The key to competitive balance isn't hammering down on the victors, making teams like the Miami Heat impossible to create. The key to competitive balance is to even the playing field ... which can mean raising the lower-rung teams up to the level of everyone else. Those are the teams losing all of this money: the Pacers, the Nets (pre-Brooklyn), the Kings, the Hornets. By helping these teams become more competitive on a consistent basis, you'll help balance the league.

That's why this NBA lockout is beyond frustrating: because the owners seemingly have little interest in fixing their own house. Stern has left revenue sharing off of the table in CBA negotiations with the union, and says that the league will hammer out comprehensive revenue sharing reform once the lockout ends. He says that it's an issue between teams, not between the league and players. Obviously, players are rightly concerned that by separating the issues, the league will get a weaker revenue sharing system than if it were included in the CBA talks.

It's frankly insulting that the league can push the idea that creating more money for all owners can balance the league.

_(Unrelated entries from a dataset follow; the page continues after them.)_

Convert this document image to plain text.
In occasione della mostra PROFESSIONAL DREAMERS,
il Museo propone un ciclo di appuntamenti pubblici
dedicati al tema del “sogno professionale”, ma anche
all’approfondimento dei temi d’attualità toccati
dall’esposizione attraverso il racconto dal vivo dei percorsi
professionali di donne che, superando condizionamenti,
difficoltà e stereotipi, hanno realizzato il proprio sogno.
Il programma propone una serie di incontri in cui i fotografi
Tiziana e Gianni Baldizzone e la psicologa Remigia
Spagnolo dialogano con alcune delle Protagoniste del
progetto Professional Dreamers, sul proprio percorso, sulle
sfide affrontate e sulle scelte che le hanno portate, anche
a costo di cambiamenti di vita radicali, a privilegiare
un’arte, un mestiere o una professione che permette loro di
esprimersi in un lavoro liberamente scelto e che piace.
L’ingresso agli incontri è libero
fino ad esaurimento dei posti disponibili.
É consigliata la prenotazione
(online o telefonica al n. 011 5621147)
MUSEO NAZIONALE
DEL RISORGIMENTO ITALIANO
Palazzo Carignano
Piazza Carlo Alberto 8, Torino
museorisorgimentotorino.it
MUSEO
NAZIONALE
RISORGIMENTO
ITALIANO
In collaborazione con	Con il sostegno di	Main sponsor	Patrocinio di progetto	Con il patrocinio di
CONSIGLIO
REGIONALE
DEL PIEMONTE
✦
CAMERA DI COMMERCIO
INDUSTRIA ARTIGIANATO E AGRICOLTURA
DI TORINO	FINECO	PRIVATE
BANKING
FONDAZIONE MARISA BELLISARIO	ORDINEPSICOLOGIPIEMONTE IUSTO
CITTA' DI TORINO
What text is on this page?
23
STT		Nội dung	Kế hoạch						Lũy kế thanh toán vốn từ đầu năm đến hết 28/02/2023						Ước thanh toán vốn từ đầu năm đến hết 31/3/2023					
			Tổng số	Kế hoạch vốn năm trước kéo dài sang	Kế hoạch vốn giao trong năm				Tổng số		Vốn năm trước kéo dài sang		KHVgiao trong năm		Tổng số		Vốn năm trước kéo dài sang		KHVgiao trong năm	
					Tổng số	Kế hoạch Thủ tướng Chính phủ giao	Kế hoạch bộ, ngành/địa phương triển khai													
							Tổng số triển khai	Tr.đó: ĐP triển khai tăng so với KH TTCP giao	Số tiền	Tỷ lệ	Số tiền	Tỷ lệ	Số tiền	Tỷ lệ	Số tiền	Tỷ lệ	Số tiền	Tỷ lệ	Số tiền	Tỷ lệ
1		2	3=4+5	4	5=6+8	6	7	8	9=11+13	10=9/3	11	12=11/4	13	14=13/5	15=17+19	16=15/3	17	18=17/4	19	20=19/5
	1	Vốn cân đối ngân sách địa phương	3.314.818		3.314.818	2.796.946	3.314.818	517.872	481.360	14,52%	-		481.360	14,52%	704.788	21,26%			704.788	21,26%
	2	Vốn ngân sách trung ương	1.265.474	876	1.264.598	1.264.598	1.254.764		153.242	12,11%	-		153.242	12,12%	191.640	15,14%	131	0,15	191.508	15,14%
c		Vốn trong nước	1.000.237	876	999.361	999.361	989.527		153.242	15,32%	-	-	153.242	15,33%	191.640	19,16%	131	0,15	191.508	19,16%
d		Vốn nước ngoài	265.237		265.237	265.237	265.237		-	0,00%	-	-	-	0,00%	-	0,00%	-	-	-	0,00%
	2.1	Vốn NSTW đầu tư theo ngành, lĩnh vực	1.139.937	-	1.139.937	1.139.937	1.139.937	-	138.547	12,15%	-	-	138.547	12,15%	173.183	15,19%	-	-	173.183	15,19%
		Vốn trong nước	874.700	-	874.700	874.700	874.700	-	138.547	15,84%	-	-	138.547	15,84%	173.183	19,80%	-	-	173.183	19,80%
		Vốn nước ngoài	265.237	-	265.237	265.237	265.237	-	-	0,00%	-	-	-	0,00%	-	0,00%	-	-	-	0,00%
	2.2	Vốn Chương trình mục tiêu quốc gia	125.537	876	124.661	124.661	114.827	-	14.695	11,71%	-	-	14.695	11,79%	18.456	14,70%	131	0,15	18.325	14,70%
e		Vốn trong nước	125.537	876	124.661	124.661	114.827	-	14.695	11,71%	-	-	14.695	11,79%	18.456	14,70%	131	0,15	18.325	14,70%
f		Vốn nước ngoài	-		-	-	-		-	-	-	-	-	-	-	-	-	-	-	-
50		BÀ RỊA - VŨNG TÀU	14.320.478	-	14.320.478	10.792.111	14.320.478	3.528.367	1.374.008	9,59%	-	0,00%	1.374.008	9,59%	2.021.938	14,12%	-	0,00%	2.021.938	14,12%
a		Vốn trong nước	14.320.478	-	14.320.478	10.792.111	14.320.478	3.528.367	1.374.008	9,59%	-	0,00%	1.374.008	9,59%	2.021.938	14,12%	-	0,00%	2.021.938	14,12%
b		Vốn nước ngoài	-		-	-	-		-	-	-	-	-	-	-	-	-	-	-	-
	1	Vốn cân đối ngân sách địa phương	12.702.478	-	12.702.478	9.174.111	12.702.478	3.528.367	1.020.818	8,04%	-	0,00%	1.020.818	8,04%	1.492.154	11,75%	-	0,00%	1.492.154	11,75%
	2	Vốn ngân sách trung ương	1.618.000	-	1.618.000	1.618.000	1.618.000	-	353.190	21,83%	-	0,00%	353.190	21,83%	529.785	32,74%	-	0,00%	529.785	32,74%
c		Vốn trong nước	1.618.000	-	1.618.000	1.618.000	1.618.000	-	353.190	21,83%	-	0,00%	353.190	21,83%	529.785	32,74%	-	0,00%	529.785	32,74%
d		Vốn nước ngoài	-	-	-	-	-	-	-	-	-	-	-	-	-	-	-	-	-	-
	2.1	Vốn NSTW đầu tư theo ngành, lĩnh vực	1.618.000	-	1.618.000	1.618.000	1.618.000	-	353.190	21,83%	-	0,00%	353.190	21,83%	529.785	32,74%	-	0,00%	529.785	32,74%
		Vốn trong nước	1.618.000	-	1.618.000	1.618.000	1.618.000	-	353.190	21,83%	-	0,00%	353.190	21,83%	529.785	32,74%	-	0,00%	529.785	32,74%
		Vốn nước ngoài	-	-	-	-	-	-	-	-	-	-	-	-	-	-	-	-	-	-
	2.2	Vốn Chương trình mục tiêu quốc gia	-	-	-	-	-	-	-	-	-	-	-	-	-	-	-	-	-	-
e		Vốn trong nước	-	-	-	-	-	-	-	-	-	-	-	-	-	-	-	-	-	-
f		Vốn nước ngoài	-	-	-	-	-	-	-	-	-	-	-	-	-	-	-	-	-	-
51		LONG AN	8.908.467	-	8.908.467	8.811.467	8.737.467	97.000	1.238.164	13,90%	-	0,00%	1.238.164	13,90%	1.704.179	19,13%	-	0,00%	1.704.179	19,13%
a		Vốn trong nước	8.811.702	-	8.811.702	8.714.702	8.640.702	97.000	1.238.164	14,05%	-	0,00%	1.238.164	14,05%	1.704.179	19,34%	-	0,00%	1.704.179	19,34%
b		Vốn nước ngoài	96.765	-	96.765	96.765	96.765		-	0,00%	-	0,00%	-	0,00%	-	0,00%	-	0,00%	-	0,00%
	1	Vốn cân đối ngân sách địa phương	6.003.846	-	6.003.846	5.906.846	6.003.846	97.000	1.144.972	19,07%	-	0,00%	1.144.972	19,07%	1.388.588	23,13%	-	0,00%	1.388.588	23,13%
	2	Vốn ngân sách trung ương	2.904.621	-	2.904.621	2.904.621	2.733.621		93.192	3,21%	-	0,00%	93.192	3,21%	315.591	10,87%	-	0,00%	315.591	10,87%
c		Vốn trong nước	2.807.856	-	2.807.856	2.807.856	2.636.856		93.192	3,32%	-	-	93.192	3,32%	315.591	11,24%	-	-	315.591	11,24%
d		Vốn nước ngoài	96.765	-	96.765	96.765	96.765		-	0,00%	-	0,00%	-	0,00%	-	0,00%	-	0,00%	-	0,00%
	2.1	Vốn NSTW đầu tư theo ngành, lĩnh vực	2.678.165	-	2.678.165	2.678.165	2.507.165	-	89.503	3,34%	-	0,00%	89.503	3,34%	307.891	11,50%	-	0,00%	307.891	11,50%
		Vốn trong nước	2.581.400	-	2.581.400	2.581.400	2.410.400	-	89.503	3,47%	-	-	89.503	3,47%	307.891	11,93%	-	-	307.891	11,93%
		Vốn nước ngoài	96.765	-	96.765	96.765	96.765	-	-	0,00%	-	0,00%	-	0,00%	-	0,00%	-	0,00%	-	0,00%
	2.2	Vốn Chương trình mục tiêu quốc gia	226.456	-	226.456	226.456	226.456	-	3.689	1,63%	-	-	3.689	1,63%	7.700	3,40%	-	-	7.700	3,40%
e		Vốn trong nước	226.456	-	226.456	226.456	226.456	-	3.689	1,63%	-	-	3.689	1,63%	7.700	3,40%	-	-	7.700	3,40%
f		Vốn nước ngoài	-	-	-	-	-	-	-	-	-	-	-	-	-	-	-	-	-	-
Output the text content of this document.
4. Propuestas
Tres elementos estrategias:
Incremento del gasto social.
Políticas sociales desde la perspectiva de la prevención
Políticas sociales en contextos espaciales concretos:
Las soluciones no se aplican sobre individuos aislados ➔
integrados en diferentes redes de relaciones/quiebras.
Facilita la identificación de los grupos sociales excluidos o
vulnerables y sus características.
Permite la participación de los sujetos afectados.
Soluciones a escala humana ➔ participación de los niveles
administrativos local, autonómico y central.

Like the L.A. Lakers really need to cut their salary. Jerry Buss just signed a deal to deliver $200 million in revenue a season just for local TV revenue. That alone will cover the highest payroll in the NBA and all expenses of putting on a season. That makes all other revenue streams frosting. And we need to cut his payroll? Ha. Ha ha. Ha ha ha.

Competitive balance means giving everyone a fighting chance, and that means sharing some of that frosting with the teams in cities that draw $8 million for TV rights. It may also mean substantial changes to the way payroll is structured -- I'm a big fan of further cuts to contract length, such as capping contracts to four years, except in the case of a team's own free agents who are younger than 30, who can re-sign for five years. To further increase flexibility, the final year of any deal signed for three years or longer would be fully unguaranteed. Teams would be protected from injury to star players, players would still receive lucrative guarantee contracts, and bad teams could escape mistakes more readily. Give the lower-rung teams a chance to compete regularly through revenue sharing, decrease the good team-bad team life cycle, decrease the revenue split to 52 percent (lower than players have proposed, but I think doable) to get the league toward the black, and get a damn deal done. 

But negotiations aren't about what's fair or what will work to "fix" a league that saw revenues increase 5 percent in a bad economy. Negotiations are about what you can get. Stern is going to the brink to see what he can get out of the players, and he hopes it's a whole lot more than what's been laid out here. Unfortunately for him, the facts are getting in the way.

The Hook runs Monday through Friday.

***

Correction notice: a previous version of this column stated that the players' revenue split proposal would erase the league's losses and that a 52 percent split would create profit for the league. It has been updated to more accurately reflect the parties' claims.